Zyl and crew recently put the finishing touches on a Portland-bound house designed in his “fortune cookie” style. The all-cedar interior flows with high ceilings and arched windows. The future occupants — a man and his teenage son — can access both lofts by climbing a set of shelves through a sliding floor door.

Most customers ask for compost toilets like the one in this model, which also includes a round galvanized steel bathtub with propane to heat the water.

“We try to integrate the different parts of a house so that they’ll all work together,” Zyl said. “The people I’ve built for, it feels like a good cooperation. They put a lot of trust in me.”

Zyl’s previous clients include Kera Kraut, who has lived in The Fortune Cookie in unincorporated Pierce County for nearly four years.
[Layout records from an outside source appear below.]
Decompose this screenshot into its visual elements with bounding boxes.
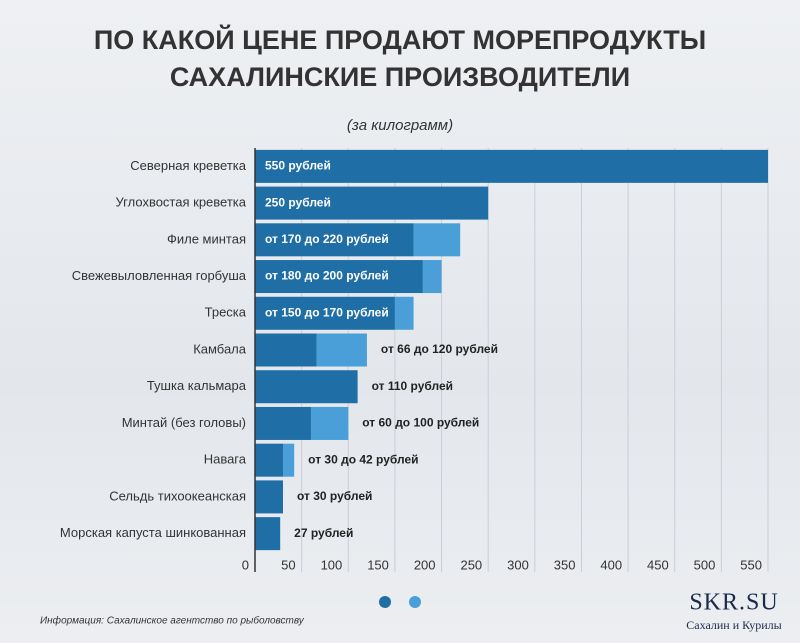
bar-segment bbox=[255, 186, 489, 220]
bar-segment bbox=[422, 260, 442, 294]
subtitle: (за килограмм) bbox=[347, 117, 453, 134]
value-label: от 110 рублей bbox=[372, 379, 453, 393]
category-label: Морская капуста шинкованная bbox=[60, 525, 246, 540]
category-label: Тушка кальмара bbox=[147, 378, 247, 393]
bar-segment bbox=[255, 370, 358, 404]
legend-marker bbox=[409, 596, 421, 608]
category-label: Треска bbox=[205, 305, 247, 320]
x-tick-label: 400 bbox=[600, 557, 622, 572]
bar-segment bbox=[255, 296, 395, 330]
chart-title: ПО КАКОЙ ЦЕНЕ ПРОДАЮТ МОРЕПРОДУКТЫ bbox=[94, 24, 706, 55]
x-tick-label: 350 bbox=[554, 557, 576, 572]
x-tick-label: 500 bbox=[694, 557, 716, 572]
category-label: Свежевыловленная горбуша bbox=[72, 268, 247, 283]
value-label: от 66 до 120 рублей bbox=[381, 342, 498, 356]
bar-segment bbox=[282, 443, 295, 477]
bar-segment bbox=[255, 517, 281, 551]
x-tick-label: 200 bbox=[414, 557, 436, 572]
bar-segment bbox=[255, 260, 423, 294]
x-tick-label: 450 bbox=[647, 557, 669, 572]
value-label: 27 рублей bbox=[294, 526, 353, 540]
value-label: от 180 до 200 рублей bbox=[265, 269, 389, 283]
category-label: Филе минтая bbox=[167, 231, 246, 246]
value-label: от 30 рублей bbox=[297, 489, 372, 503]
bar-segment bbox=[255, 443, 283, 477]
bar-segment bbox=[316, 333, 367, 367]
x-tick-label: 300 bbox=[507, 557, 529, 572]
category-label: Северная креветка bbox=[130, 158, 247, 173]
x-tick-label: 100 bbox=[321, 557, 343, 572]
source: Информация: Сахалинское агентство по рыб… bbox=[40, 615, 305, 627]
bar-segment bbox=[310, 406, 349, 440]
legend-marker bbox=[379, 596, 391, 608]
category-label: Навага bbox=[204, 452, 247, 467]
x-tick-label: 550 bbox=[740, 557, 762, 572]
x-tick-label: 0 bbox=[242, 557, 249, 572]
brand-name: SKR.SU bbox=[689, 590, 778, 616]
x-tick-label: 150 bbox=[367, 557, 389, 572]
bar-segment bbox=[255, 406, 311, 440]
value-label: 250 рублей bbox=[265, 195, 331, 209]
value-label: от 150 до 170 рублей bbox=[265, 305, 389, 319]
x-tick-label: 250 bbox=[460, 557, 482, 572]
brand-tagline: Сахалин и Курилы bbox=[686, 618, 781, 632]
bar-segment bbox=[255, 333, 317, 367]
bar-segment bbox=[255, 480, 283, 514]
bar-segment bbox=[255, 223, 414, 257]
value-label: от 60 до 100 рублей bbox=[362, 416, 479, 430]
category-label: Минтай (без головы) bbox=[122, 415, 246, 430]
bar-segment bbox=[413, 223, 461, 257]
value-label: 550 рублей bbox=[265, 159, 331, 173]
category-label: Сельдь тихоокеанская bbox=[109, 488, 246, 503]
bar-segment bbox=[255, 149, 768, 183]
value-label: от 30 до 42 рублей bbox=[308, 452, 418, 466]
bar-segment bbox=[394, 296, 414, 330]
category-label: Углохвостая креветка bbox=[116, 195, 247, 210]
x-tick-label: 50 bbox=[281, 557, 295, 572]
category-label: Камбала bbox=[193, 341, 247, 356]
value-label: от 170 до 220 рублей bbox=[265, 232, 389, 246]
chart-title: САХАЛИНСКИЕ ПРОИЗВОДИТЕЛИ bbox=[170, 62, 630, 92]
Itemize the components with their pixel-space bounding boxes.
Kraut was also inspired by Williams’ story and had asked to tour her tiny house. Williams then suggested she contact Zyl, who worked within Kraut’s budget.

At 144 square feet, the tiny house is the perfect size for someone who has always liked small spaces, said Kraut, whose previous house was 1,100 square feet.

Kraut, who calls herself a bohemian gypsy, writes a blog that includes posts about tiny houses and her love for The Fortune Cookie. Kraut has been featured in magazines, but said she has turned down offers to appear on TV shows out of fear of being misrepresented.

Tiny houses are sometimes treated like a fad, she said, instead of a genuine movement made up of people who made a conscious choice to downsize and live more simply.

“The only thing I’d change about my house is that I would have made the loft wider,” she said. “There are certain times you need a little more space.”